La morte di Andrea non è una fatalità: il dono di sette vite e il silenzio che accusa

Vibo Valentia, l'addio ad Andrea Minasi tra dolore e richiesta di giustizia

Travolta e uccisa sulle strisce a 23 anni, la ragazza ha salvato sette persone con la donazione degli organi. La famiglia lancia una petizione per la sicurezza stradale e i soccorsi, chiedendo risposte e responsabilità contro ogni indifferenza.

L'Editoriale di Luigi Palamara 


Certi funerali chiudono una vita. E ce ne sono altri che aprono un processo alla coscienza di tutti.

Quello di Andrea Minasi, ventitré anni, morta dopo essere stata travolta mentre attraversava sulle strisce pedonali a Vibo Valentia, appartiene alla seconda.

A Serra San Bruno c’era una folla. C’erano le autorità, i sindaci, i carabinieri, gli amici, i ragazzi, i parenti. C’erano soprattutto un padre e una madre chiamati a compiere il gesto più innaturale che possa essere imposto a due genitori: accompagnare una figlia al cimitero.

Eppure proprio da quel dolore è nato qualcosa che costringe tutti a fermarsi.
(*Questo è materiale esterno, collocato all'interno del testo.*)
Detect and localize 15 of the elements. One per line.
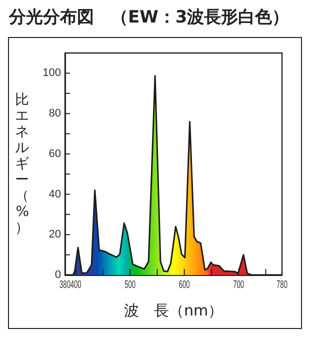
y-tick-label: 0 <box>54 269 61 281</box>
x-tick-label: 700 <box>233 278 244 291</box>
text: 比エネルギー（%） <box>15 92 29 236</box>
y-tick-label: 20 <box>48 228 61 241</box>
x-axis-title: 波 長（nm） <box>124 302 224 320</box>
y-tick-label: 80 <box>48 108 61 120</box>
y-tick-label: 40 <box>48 188 61 200</box>
y-tick-label: 60 <box>48 148 61 160</box>
x-tick-label: 600 <box>178 278 190 291</box>
y-tick-label: 100 <box>42 67 61 80</box>
x-tick-label: 500 <box>124 278 136 291</box>
chart-title: 分光分布図 （EW：3波長形白色） <box>8 8 290 28</box>
x-tick-label: 380 <box>59 278 71 291</box>
x-tick-label: 400 <box>70 278 82 291</box>
x-tick-label: 780 <box>276 278 288 291</box>
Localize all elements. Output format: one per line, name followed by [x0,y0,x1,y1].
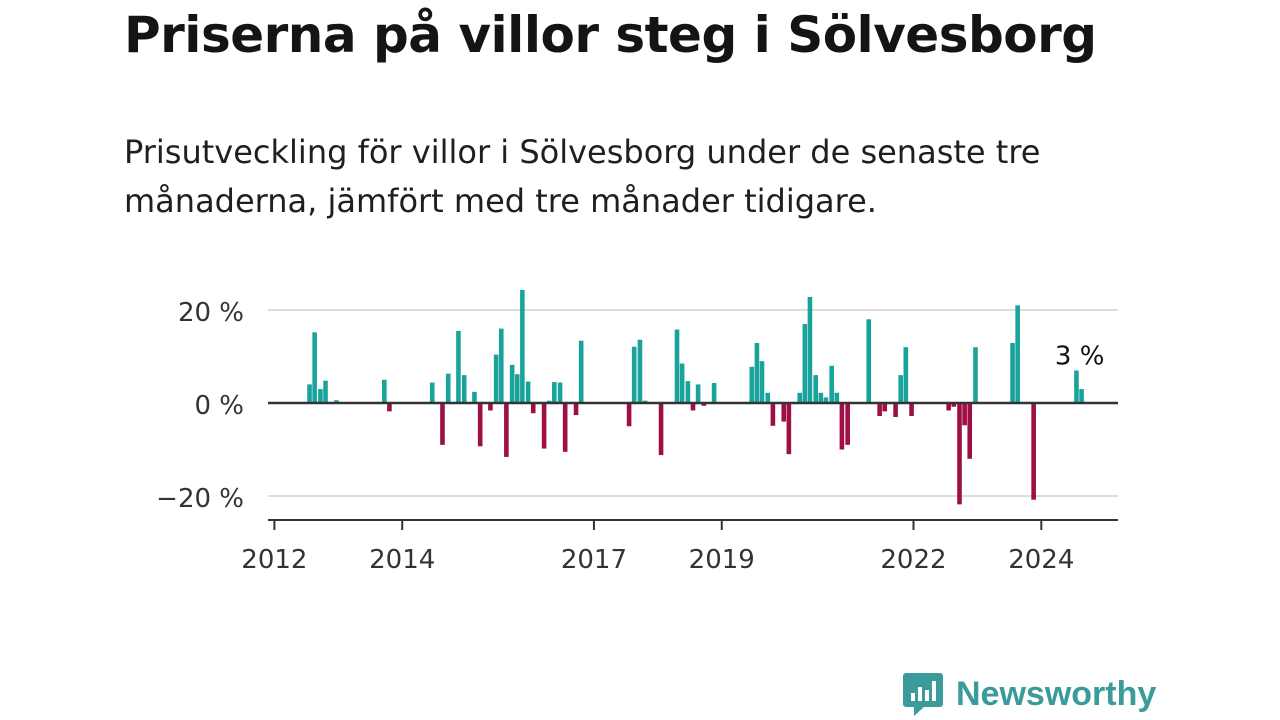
bar [493,354,499,403]
x-tick-label: 2012 [241,545,307,575]
x-tick-label: 2024 [1008,545,1074,575]
bar [829,365,834,403]
bar [674,329,680,403]
bar [903,347,909,403]
bar [834,392,840,403]
bar [461,375,467,403]
bar [1074,370,1079,403]
bar [456,330,461,403]
bar [445,373,451,403]
bar [711,383,717,403]
newsworthy-logo-icon [903,673,943,716]
newsworthy-logo: Newsworthy [902,670,1156,718]
bar [967,403,973,459]
bar [951,403,957,407]
bar [679,363,685,403]
bar [387,403,392,412]
bar [823,397,829,403]
bar [765,392,771,403]
chart-subtitle: Prisutveckling för villor i Sölvesborg u… [124,133,1041,220]
bar [498,328,504,403]
bar [509,364,515,403]
bar [893,403,898,417]
bar [695,384,701,403]
y-tick-label: 0 % [194,391,244,421]
bar [472,391,477,403]
bar [312,332,317,403]
x-tick-label: 2022 [880,545,946,575]
last-value-annotation: 3 % [1055,341,1105,371]
bar [962,403,967,426]
bar [877,403,882,417]
bar [781,403,787,422]
x-tick-label: 2017 [561,545,627,575]
bar [973,347,978,403]
bar [818,392,824,403]
bar [749,366,755,403]
bar [1079,389,1084,403]
bar [334,400,339,403]
bar [631,346,637,403]
bar [525,381,531,403]
bar [754,343,760,403]
x-tick-label: 2019 [689,545,755,575]
bar [637,339,643,403]
x-tick-label: 2014 [369,545,435,575]
bar [1010,343,1015,403]
bar [477,403,483,447]
bar [440,403,445,445]
bar [1015,305,1020,403]
bar [530,403,536,414]
bar [701,403,707,406]
bar [382,379,387,403]
bar [562,403,568,452]
bar [882,403,888,412]
bar [520,290,525,403]
grid-lines [268,309,1118,497]
bar [658,403,664,456]
bar [504,403,509,457]
bar [578,340,584,403]
bar [626,403,632,427]
bar [807,296,813,403]
bar [957,403,962,505]
bar [541,403,547,449]
y-tick-label: 20 % [178,298,244,328]
bar [514,374,520,403]
bar [488,403,493,411]
y-tick-label: −20 % [156,484,244,514]
bar [802,323,808,403]
bar [318,389,323,403]
bar [759,361,765,403]
bar [839,403,845,450]
bar [898,375,904,403]
bar [552,382,557,403]
bar [429,382,435,403]
bar [909,403,914,417]
bar [786,403,792,455]
bar [307,384,312,403]
bar [813,375,819,403]
bar [797,392,803,403]
chart-title: Priserna på villor steg i Sölvesborg [124,6,1097,64]
bar [866,319,872,403]
bar [770,403,776,426]
axes [268,401,1118,530]
bar [573,403,579,416]
bar [845,403,850,445]
bar [557,382,563,403]
bar [690,403,696,411]
bar [685,381,691,403]
brand-name: Newsworthy [956,674,1157,713]
bar [1031,403,1036,500]
labels: 20 % 0 % −20 % 2012 2014 2017 2019 2022 2024 3 % [156,298,1104,575]
bar [323,380,328,403]
bars [307,290,1084,505]
bar [946,403,951,411]
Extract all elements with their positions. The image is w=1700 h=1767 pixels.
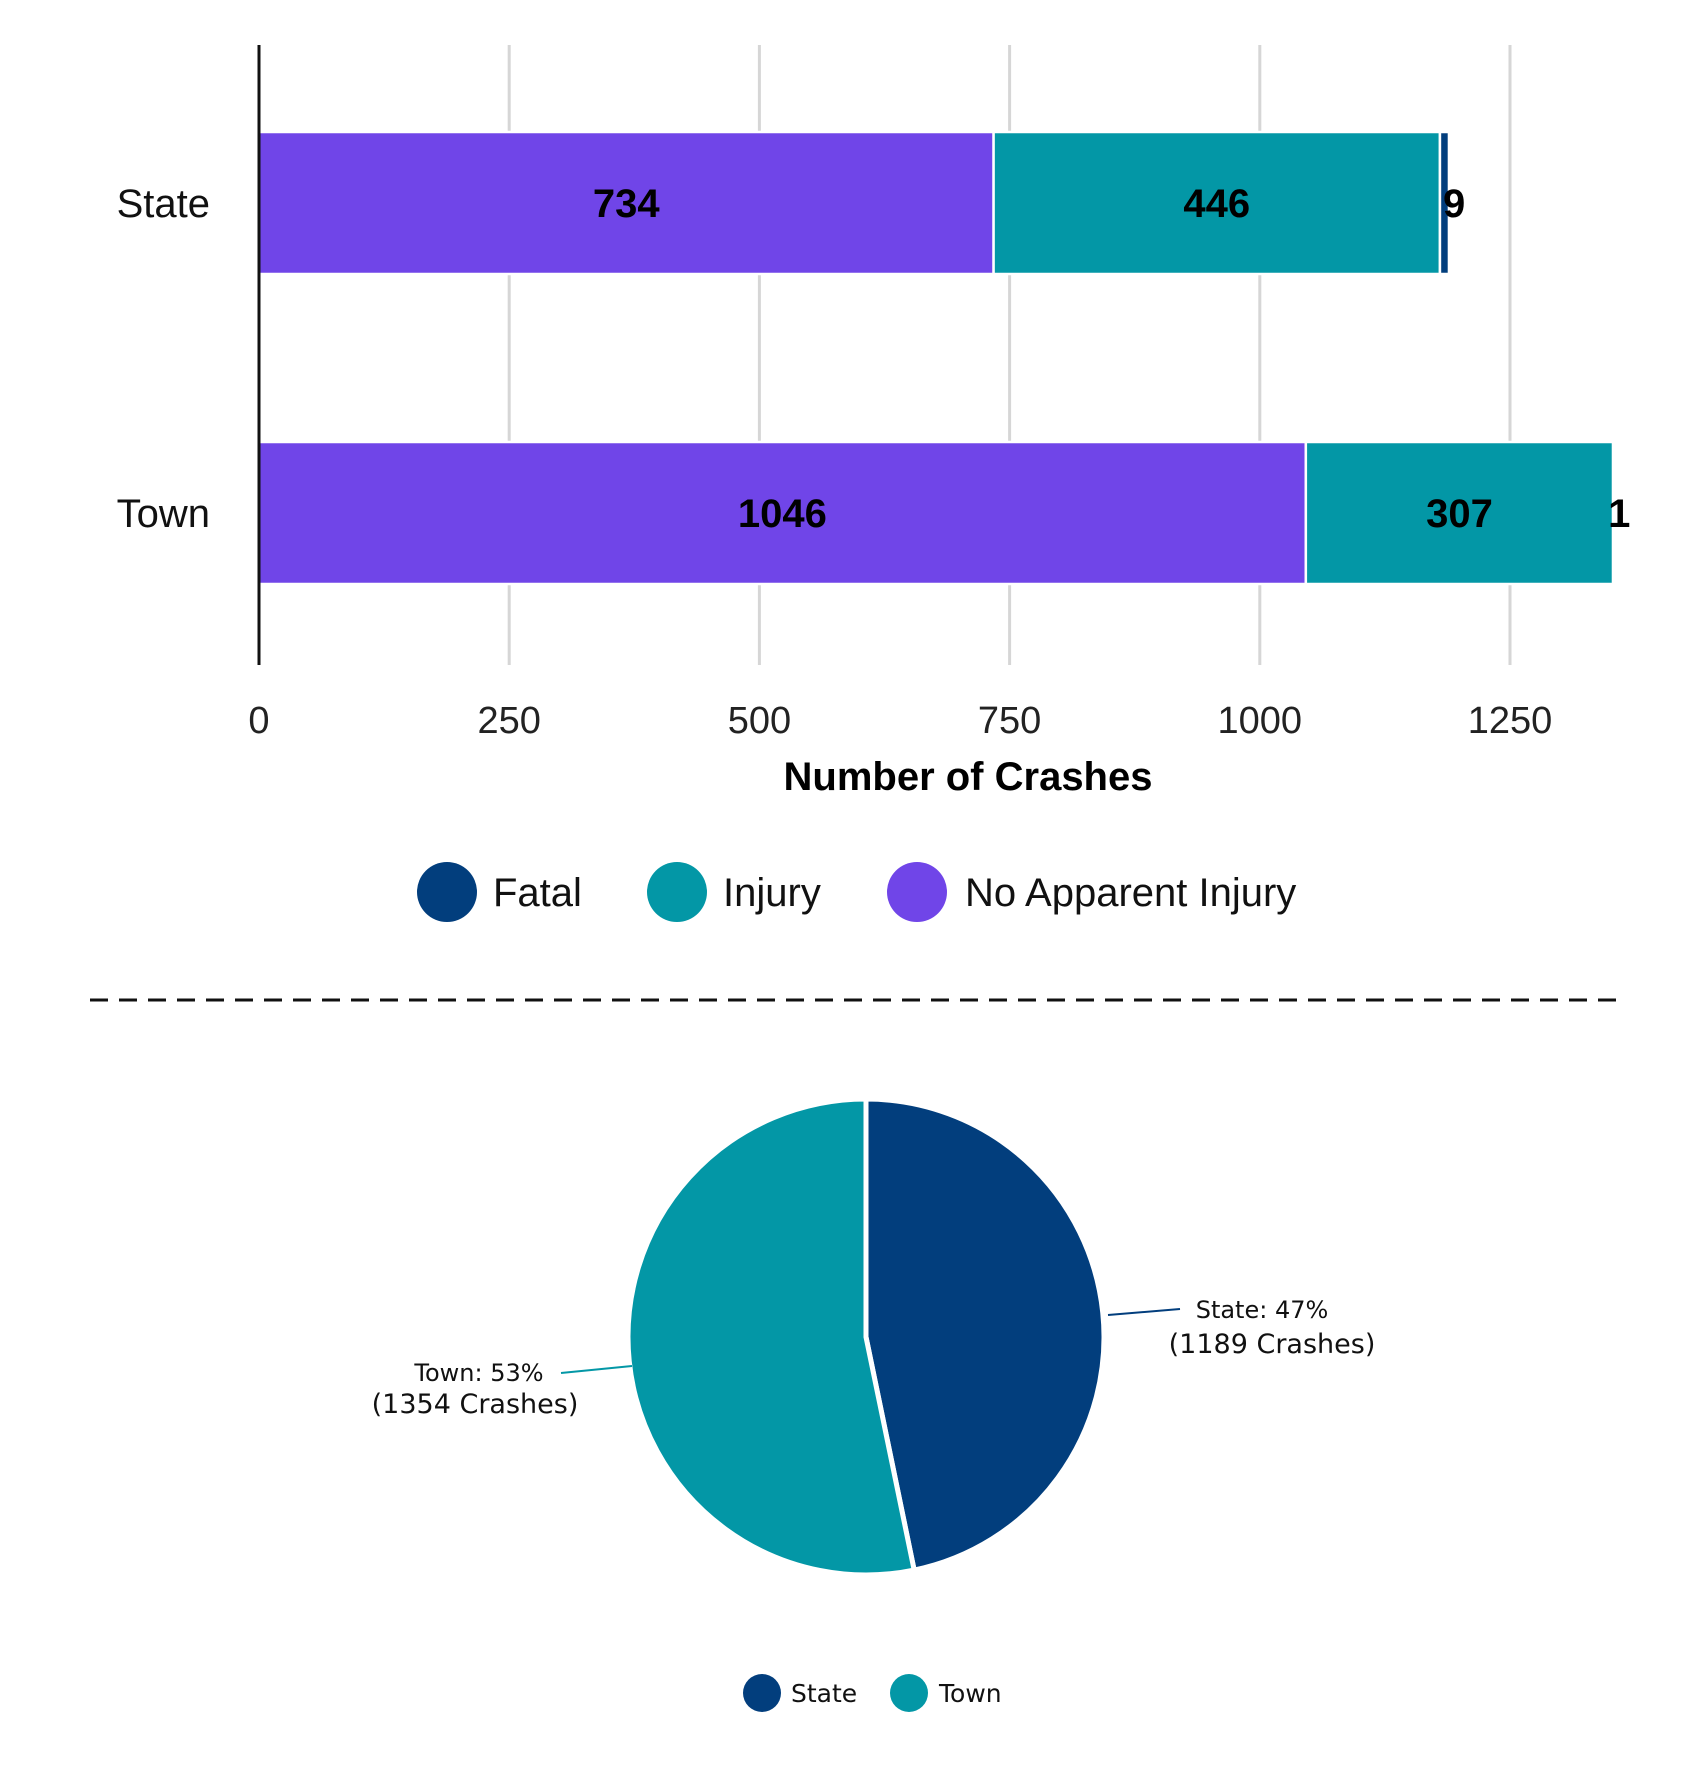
legend-label-state: State [791,1679,857,1708]
legend-label-fatal: Fatal [493,871,582,915]
data-label-town-fatal: 1 [1608,492,1630,536]
pie-label-town-count: (1354 Crashes) [372,1389,579,1420]
data-label-town-injury: 307 [1426,492,1493,536]
bar-town-no-apparent-injury [257,440,1308,586]
bar-chart-category-labels: State Town [117,182,210,536]
pie-label-town-percent: Town: 53% [413,1359,543,1387]
bar-chart: State Town 734 446 9 1046 307 1 0 250 500 750 1000… [117,45,1630,922]
legend-label-injury: Injury [723,871,821,915]
legend-item-state: State [743,1674,857,1712]
bar-state-fatal [1438,130,1451,276]
bar-chart-data-labels: 734 446 9 1046 307 1 [593,182,1630,536]
data-label-town-no-apparent-injury: 1046 [738,492,827,536]
bar-state-injury [992,130,1442,276]
category-label-town: Town [117,492,210,536]
x-tick-label-500: 500 [728,700,791,742]
category-label-state: State [117,182,210,226]
x-tick-label-0: 0 [248,700,269,742]
x-tick-label-750: 750 [978,700,1041,742]
legend-item-fatal: Fatal [417,862,582,922]
bar-chart-bars [257,130,1616,586]
legend-swatch-fatal [417,862,477,922]
pie-label-state-count: (1189 Crashes) [1169,1329,1376,1360]
pie-slice-town [625,1096,917,1578]
legend-swatch-no-apparent-injury [887,862,947,922]
bar-chart-x-axis-title: Number of Crashes [784,755,1153,799]
bar-chart-legend: Fatal Injury No Apparent Injury [417,862,1296,922]
legend-item-no-apparent-injury: No Apparent Injury [887,862,1296,922]
data-label-state-injury: 446 [1183,182,1250,226]
pie-slice-state [863,1096,1107,1573]
legend-label-town: Town [938,1679,1002,1708]
bar-town-fatal [1611,440,1616,586]
legend-label-no-apparent-injury: No Apparent Injury [965,871,1296,915]
pie-leader-line-state [1107,1308,1181,1316]
bar-town-injury [1304,440,1615,586]
data-label-state-fatal: 9 [1443,182,1465,226]
legend-swatch-state [743,1674,781,1712]
bar-state-no-apparent-injury [257,130,995,276]
pie-chart-legend: State Town [743,1674,1002,1712]
pie-label-state-percent: State: 47% [1196,1296,1329,1324]
x-tick-label-1250: 1250 [1468,700,1553,742]
bar-chart-x-tick-labels: 0 250 500 750 1000 1250 [248,700,1552,742]
legend-swatch-injury [647,862,707,922]
legend-item-town: Town [890,1674,1002,1712]
pie-chart: State: 47% (1189 Crashes) Town: 53% (135… [372,1096,1376,1712]
x-tick-label-1000: 1000 [1218,700,1303,742]
legend-item-injury: Injury [647,862,821,922]
pie-leader-line-town [560,1365,633,1374]
x-tick-label-250: 250 [477,700,540,742]
pie-chart-slices [625,1096,1107,1578]
data-label-state-no-apparent-injury: 734 [593,182,660,226]
legend-swatch-town [890,1674,928,1712]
Andrea ha salvato sette vite.

Il cuore, i polmoni, le cornee, i reni, il fegato, l’utero. Organi che non sono diventati un elenco clinico, ma una geografia della speranza. Un cuore che batte già nel petto di una ragazza di vent’anni. Una parte del fegato destinata a un bambino. Altre persone che forse non sapranno mai nulla di Serra San Bruno, della sua chiesa, di quel feretro portato a spalla, e che tuttavia porteranno Andrea dentro di sé.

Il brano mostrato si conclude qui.